La reflexión podemos hacerla extensiva a PISA. ¿De qué han servido las pruebas de la OCDE aparte de para llenar titulares y convertirse en arma arrojadiza de los gobiernos de turno, si ni siquiera sus luces -una interesante radiografía acerca de los procesos de comprensión lectora- se han traducido en cambios en la formación docente o en la apuesta por las bibliotecas escolares? El descrédito de la comunidad educativa hacia las evaluaciones externas es absoluto. Y es una pena.
Así las cosas, tampoco resulta tranquilizador el planteamiento que de ellas se hace en el proyecto de la que habrá de ser la nueva ley educativa. Cuatro evaluaciones de diagnóstico al alumnado nos encontramos en la LOMLOE. En 4º Primaria y 2º Secundaria, de carácter censal, a cargo de las administraciones educativas. En 6º Primaria y 4º ESO, de carácter muestral -aunque con la puerta abierta a que pueda ser censal- llevada a cabo por el Instituto Nacional de Evaluación Educativa, en colaboración con las administraciones educativas. Su objetivo, informar y formar -y, en su caso, orientar– al alumnado, familias y centros. La de 2º ESO, nos tememos, no tendrá más intención que derivar a los programas de Diversificación a quienes no encajen en los currículos estandarizados. Si tan positivo es trabajar con menores ratios, con los currículos organizados en ámbitos y con otras metodologías, ¿por qué no importar estas propuestas a las aulas ordinarias y evitar la separación de unos estudiantes y otros?

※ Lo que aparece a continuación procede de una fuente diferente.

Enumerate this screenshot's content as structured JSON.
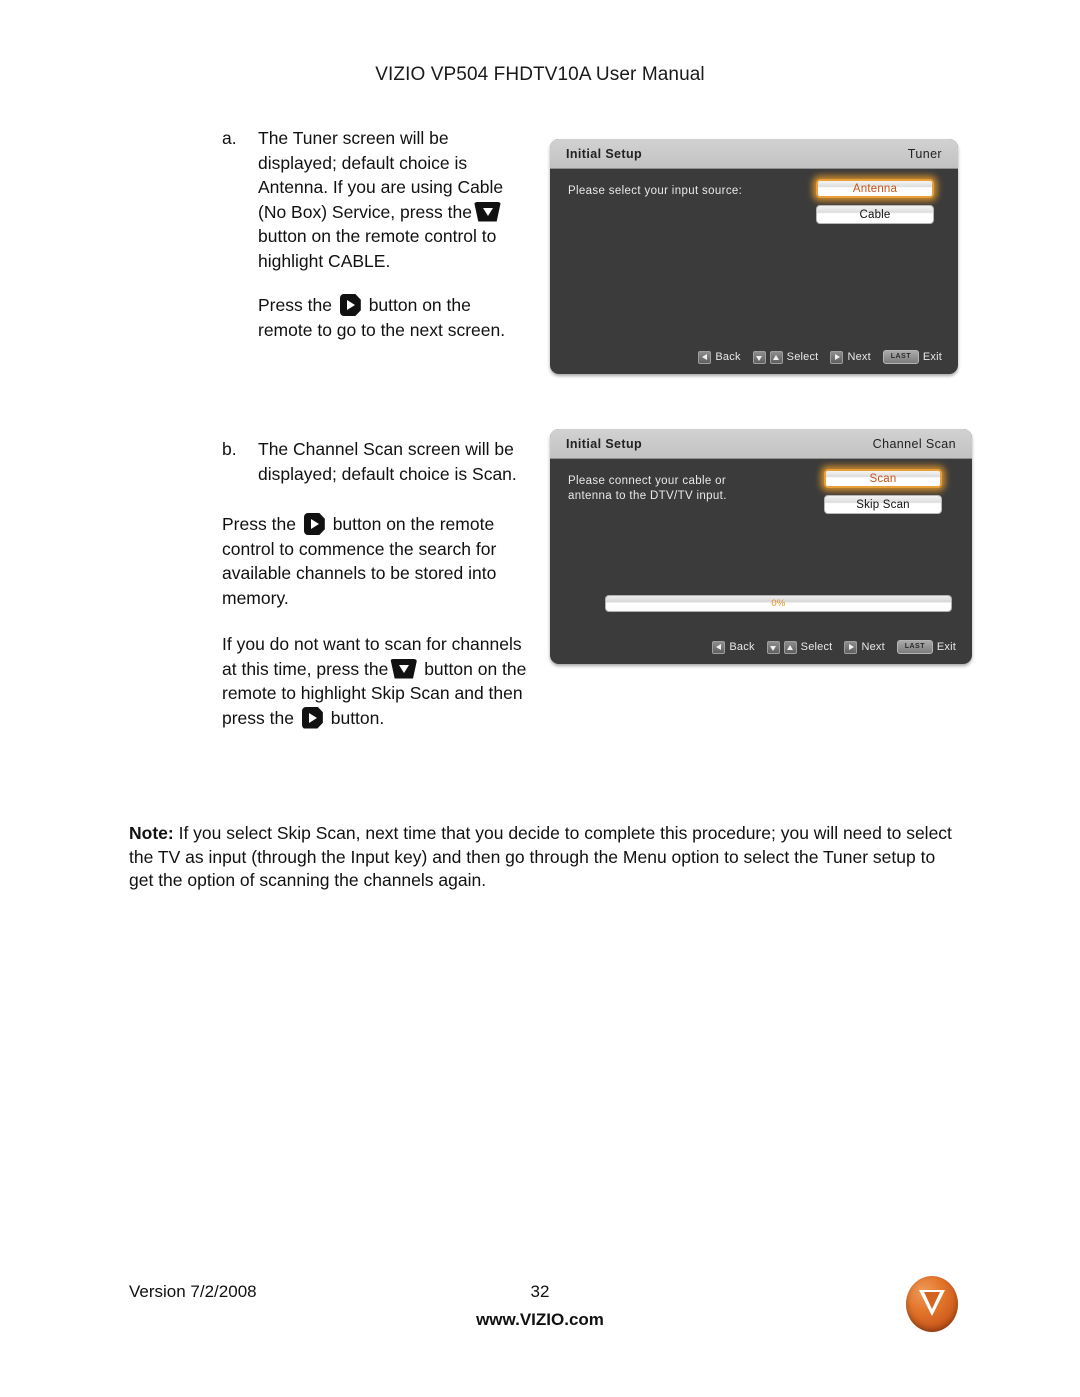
{
  "header": {
    "title": "VIZIO VP504 FHDTV10A User Manual"
  },
  "instructions": {
    "a": {
      "marker": "a.",
      "line1_before": "The Tuner screen will be displayed; default choice is Antenna.  If you are using Cable (No Box) Service, press the",
      "icon1": "down-arrow-key-icon",
      "line1_after": "button on the remote control to highlight CABLE.",
      "line2_before": "Press the",
      "icon2": "right-arrow-key-icon",
      "line2_after": "button on the remote to go to the next screen."
    },
    "b": {
      "marker": "b.",
      "line1": "The Channel Scan screen will be displayed; default choice is Scan.",
      "p1_before": "Press the",
      "p1_icon": "right-arrow-key-icon",
      "p1_after": "button on the remote control to commence the search for available channels to be stored into memory.",
      "p2_before": "If you do not want to scan for channels at this time, press the",
      "p2_icon": "down-arrow-key-icon",
      "p2_mid": "button on the remote to highlight Skip Scan and then press the",
      "p2_icon2": "right-arrow-key-icon",
      "p2_after": "button."
    }
  },
  "osd_tuner": {
    "title_left": "Initial Setup",
    "title_right": "Tuner",
    "prompt": "Please select your input source:",
    "choices": [
      {
        "label": "Antenna",
        "selected": true
      },
      {
        "label": "Cable",
        "selected": false
      }
    ],
    "nav": [
      {
        "icon": "left-arrow-key-icon",
        "label": "Back"
      },
      {
        "icon": "down-up-arrow-keys-icon",
        "label": "Select"
      },
      {
        "icon": "right-arrow-key-icon",
        "label": "Next"
      },
      {
        "icon": "last-key-icon",
        "label": "Exit",
        "key_text": "LAST"
      }
    ]
  },
  "osd_channel_scan": {
    "title_left": "Initial Setup",
    "title_right": "Channel Scan",
    "prompt_line1": "Please connect your cable or",
    "prompt_line2": "antenna to the DTV/TV input.",
    "choices": [
      {
        "label": "Scan",
        "selected": true
      },
      {
        "label": "Skip Scan",
        "selected": false
      }
    ],
    "progress": {
      "label": "0%",
      "percent": 0
    },
    "nav": [
      {
        "icon": "left-arrow-key-icon",
        "label": "Back"
      },
      {
        "icon": "down-up-arrow-keys-icon",
        "label": "Select"
      },
      {
        "icon": "right-arrow-key-icon",
        "label": "Next"
      },
      {
        "icon": "last-key-icon",
        "label": "Exit",
        "key_text": "LAST"
      }
    ]
  },
  "note": {
    "label": "Note:",
    "text": " If you select Skip Scan, next time that you decide to complete this procedure; you will need to select the TV as input (through the Input key) and then go through the Menu option to select the Tuner setup to get the option of scanning the channels again."
  },
  "footer": {
    "version": "Version 7/2/2008",
    "page_number": "32",
    "website": "www.VIZIO.com",
    "logo": "vizio-logo-icon"
  },
  "colors": {
    "accent_orange": "#e39020",
    "selected_text": "#c8541a",
    "osd_body": "#3b3b3b",
    "osd_titlebar": "#c8c8c8"
  }
}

Quiero decir con ello que, puestos a evaluar y a buscar soluciones a los problemas detectados, hay un margen mucho más amplio del que tenemos asumido. Pero, ¿quién evalúa a los otros agentes implicados en el proceso educativo? ¿Qué hay de los currículos, los recursos, el diseño mismo de las pruebas? ¿Quiénes participan en su elaboración? ¿Quiénes asumen responsabilidades con sus resultados? ¿Y por qué evaluar solo la competencia en comunicación lingüística y la competencia matemática del alumnado -los dos únicos aspectos explicitados en el proyecto de ley- y no otros elementos al menos tan importantes en la propia formulación legislativa, como la coeducación y la educación para la sostenibilidad, la inclusión y la equidad? El mapa que arrojarían sus resultados sería muy, pero que muy esclarecedor.

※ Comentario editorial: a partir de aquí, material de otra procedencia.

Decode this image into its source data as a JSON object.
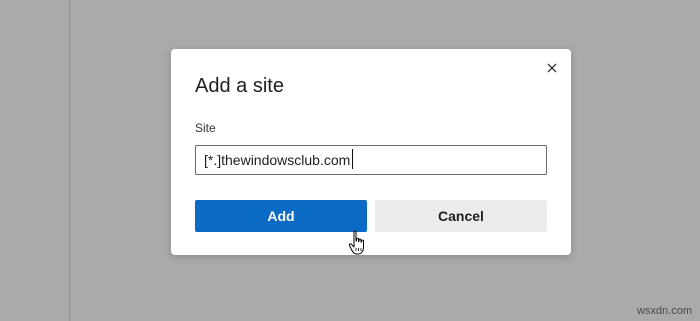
{
  "dialog": {
    "title": "Add a site",
    "field_label": "Site",
    "input_value": "[*.]thewindowsclub.com",
    "add_label": "Add",
    "cancel_label": "Cancel"
  },
  "watermark": "wsxdn.com",
  "colors": {
    "accent": "#0a6ac4",
    "backdrop": "#aaaaaa",
    "cancel_bg": "#ececec"
  },
  "icons": {
    "close": "close-icon",
    "pointer": "hand-pointer-icon"
  }
}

Claro que necesitamos un buen diagnóstico, siempre que vaya acompañado de protocolos de actuación adecuados. No nos oponemos a las evaluaciones externas, pero hay que repensarlas. Irrita que nuestras reservas -las de quienes estamos a pie de aula- sean interpretadas como cerrazón u oscurantismo. Cómo no vamos a querer, en todos los órdenes de la vida, que alguien nos eche una mano. Pero no así.
Guadalupe Jover es profesora de Educación Secundaria.